The sound of rapid gunfire started around 4:50 p.m. Friday. One scientist who evaluates COVID vaccines had just stepped out of her building to walk to her car. As she headed to pick up her infant daughter from day care, she heard shots over her right shoulder, she said. She turned around, ran back inside and called security to confirm what was happening.

“CDC SHELTER IN PLACE. GUNMAN AT EMORY POINT,” she wrote to friends and colleagues in a group chat at 4:57 p.m. (The agency sent its alert to employees at 5:13 p.m.)

The employee and three others barricaded themselves in an office, moving two loaded bookshelves against the door. She put a sticky note over the motion sensor for the light switch and laid flat on the floor for hours, before a SWAT team arrived to clear the floor.

At least four buildings were damaged by bullets, Monarez said in a statement Friday night.
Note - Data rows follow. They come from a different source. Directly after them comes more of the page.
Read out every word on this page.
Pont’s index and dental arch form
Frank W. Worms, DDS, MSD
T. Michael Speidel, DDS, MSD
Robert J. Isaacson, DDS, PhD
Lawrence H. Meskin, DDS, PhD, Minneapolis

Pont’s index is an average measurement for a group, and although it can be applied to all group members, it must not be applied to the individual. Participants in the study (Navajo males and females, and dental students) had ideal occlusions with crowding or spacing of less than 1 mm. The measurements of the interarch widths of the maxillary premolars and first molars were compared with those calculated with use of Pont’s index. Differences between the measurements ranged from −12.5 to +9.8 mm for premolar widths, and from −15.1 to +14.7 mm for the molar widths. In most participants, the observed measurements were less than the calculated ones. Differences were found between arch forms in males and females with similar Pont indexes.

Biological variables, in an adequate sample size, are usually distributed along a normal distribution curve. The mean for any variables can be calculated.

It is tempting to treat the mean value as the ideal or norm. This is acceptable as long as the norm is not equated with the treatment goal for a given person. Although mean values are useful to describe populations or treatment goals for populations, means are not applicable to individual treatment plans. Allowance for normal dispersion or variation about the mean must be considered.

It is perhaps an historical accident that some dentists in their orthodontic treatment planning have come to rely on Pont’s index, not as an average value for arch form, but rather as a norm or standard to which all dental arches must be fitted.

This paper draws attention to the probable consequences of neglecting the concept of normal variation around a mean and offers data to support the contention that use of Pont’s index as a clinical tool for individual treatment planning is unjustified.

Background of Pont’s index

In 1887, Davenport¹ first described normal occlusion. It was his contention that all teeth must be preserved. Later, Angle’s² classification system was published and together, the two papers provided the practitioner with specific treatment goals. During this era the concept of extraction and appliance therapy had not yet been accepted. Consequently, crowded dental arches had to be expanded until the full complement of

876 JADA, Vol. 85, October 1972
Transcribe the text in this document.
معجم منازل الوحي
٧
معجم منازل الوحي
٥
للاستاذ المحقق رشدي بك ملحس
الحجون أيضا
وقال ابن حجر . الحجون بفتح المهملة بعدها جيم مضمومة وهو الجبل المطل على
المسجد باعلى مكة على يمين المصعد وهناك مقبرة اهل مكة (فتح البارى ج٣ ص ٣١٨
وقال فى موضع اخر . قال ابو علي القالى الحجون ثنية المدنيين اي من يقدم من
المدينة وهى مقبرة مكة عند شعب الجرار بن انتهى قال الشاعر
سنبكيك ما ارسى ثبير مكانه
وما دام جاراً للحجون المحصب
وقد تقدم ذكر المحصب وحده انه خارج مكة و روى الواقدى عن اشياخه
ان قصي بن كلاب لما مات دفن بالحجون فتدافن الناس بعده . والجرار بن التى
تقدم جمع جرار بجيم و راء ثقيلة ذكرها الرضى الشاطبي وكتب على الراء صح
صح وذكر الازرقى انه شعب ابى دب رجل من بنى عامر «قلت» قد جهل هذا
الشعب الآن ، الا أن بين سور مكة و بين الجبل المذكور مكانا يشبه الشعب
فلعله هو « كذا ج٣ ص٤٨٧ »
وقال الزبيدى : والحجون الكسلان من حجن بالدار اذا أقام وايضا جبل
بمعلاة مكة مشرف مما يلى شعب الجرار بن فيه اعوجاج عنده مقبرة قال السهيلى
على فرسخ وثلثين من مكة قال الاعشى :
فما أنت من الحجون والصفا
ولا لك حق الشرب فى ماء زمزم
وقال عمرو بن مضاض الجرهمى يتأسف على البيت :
Photos shared by workers revealed glass windows shattered by bullet holes. One showed as many as 18 bullet holes in a single building.

One of the buildings included a containment lab of the highest biosecurity level, but under tight security and with reinforced walls. It was not hit in the attack. The CDC studies some of the most dangerous pathogens in the world, including Ebola and Marburg viruses and the bacteria that cause anthrax.

Health Secretary Robert F. Kennedy Jr., who oversees the CDC, did not make a statement Friday. Late Saturday morning, more than 30 minutes after posting photos of himself fishing on social media, Kennedy posted condolences on his official X account and pledged to support CDC employees.

Kennedy has previously called the CDC a “cesspool of corruption” and a fascist enterprise. He has accused the agency’s scientists of ignoring vaccine harms to children, comparing it to the Catholic Church’s cover-up of child sex abuse. He has also disparaged the COVID-19 vaccine, calling it the “deadliest” vaccine ever made.